1 Reported in 212 N.W. 13. Action for the establishment of the boundary between the north and south halves of a lot in Northfield. The decision below was for plaintiff and defendant appeals from the order denying his motion for amended findings or a new trial.
The complaint avers the practical location of the boundary in 1903 by plaintiff and a former owner of the entire lot from whom he purchased his portion, the line so established being marked by a fence then in existence, and that the line so established has ever since existed and constituted the true boundary. Plaintiff avers *Page 59 ownership by adverse possession of the disputed strip, about eight feet wide, on his side of the line. There is no need for discussing the evidence. It has been considered and found to furnish ample support for the findings.
The proviso of § 9187, G.S. 1923, to the effect that the 15 year bar of that statute shall not apply "to an action for the recovery of real estate assessed as tracts or parcels separate from other real estate, unless it appears that the party claiming title by adverse possession * * * shall have paid taxes on the real estate in question at least five (5) consecutive years of the time during which he claims" to have held adversely, does not help defendant. That is because, under the second proviso of the section, the one just quoted does not apply to an action, such as this, "relating to the boundary line of lands, * * * established by * * * adverse possession."
The order for judgment is "that the existing fence * * * constitutes a legal, practical boundary line between said two properties." It may well be that it would have been desirable to have directed the placing of permanent stone or iron monuments in accordance with the judgment, pursuant to § 9592, G.S. 1923, providing for the placing of such judicial landmarks.
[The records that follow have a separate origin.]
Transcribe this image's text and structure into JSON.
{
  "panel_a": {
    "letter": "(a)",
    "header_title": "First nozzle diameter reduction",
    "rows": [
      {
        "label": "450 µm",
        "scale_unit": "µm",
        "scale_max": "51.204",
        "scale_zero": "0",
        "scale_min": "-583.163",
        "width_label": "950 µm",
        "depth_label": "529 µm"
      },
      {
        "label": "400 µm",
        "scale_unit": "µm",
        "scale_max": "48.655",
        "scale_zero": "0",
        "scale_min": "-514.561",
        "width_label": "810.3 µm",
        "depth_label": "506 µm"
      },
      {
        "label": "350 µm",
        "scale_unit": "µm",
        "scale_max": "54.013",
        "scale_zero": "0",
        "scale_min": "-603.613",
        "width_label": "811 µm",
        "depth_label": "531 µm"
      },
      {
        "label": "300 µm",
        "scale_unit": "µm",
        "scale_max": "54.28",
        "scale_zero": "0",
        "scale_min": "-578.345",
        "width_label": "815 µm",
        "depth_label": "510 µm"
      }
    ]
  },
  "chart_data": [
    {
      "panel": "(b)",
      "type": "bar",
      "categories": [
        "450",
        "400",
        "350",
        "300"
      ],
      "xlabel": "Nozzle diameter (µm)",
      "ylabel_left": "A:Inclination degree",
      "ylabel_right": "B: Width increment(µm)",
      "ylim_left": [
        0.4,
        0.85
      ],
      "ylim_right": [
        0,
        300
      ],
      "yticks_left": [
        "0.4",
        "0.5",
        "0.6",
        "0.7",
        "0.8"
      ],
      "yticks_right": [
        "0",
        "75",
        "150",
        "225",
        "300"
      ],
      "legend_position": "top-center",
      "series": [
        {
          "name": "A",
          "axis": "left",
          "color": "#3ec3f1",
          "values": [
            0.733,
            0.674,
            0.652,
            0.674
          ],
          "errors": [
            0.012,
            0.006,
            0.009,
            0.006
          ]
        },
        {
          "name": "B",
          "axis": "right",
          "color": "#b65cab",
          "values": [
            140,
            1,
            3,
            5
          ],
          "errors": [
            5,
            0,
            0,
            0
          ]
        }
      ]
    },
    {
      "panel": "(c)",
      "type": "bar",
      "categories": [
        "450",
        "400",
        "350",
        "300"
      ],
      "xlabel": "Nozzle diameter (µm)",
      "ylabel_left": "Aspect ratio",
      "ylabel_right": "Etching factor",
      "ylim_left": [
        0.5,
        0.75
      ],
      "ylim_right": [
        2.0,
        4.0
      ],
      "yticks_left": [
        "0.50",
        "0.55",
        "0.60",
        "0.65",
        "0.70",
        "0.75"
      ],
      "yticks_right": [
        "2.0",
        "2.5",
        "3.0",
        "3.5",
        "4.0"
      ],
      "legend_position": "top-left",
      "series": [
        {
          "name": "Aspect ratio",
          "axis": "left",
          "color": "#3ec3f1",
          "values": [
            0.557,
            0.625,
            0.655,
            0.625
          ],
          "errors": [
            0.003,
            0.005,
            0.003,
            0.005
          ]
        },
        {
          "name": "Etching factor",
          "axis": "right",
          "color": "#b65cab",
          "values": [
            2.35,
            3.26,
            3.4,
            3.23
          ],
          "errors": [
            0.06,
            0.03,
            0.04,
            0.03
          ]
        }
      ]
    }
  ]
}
If that be an objection to the decision, which we do not hold, defendant is in no position to question it on this appeal. It is an irregularity which can be reached by motion in the court below. No such motion has been made. Moreover in the motion for amended findings or a new trial there was no specification of error going to the point. Neither is there any assignment of error which permits defendant to raise the question on this appeal.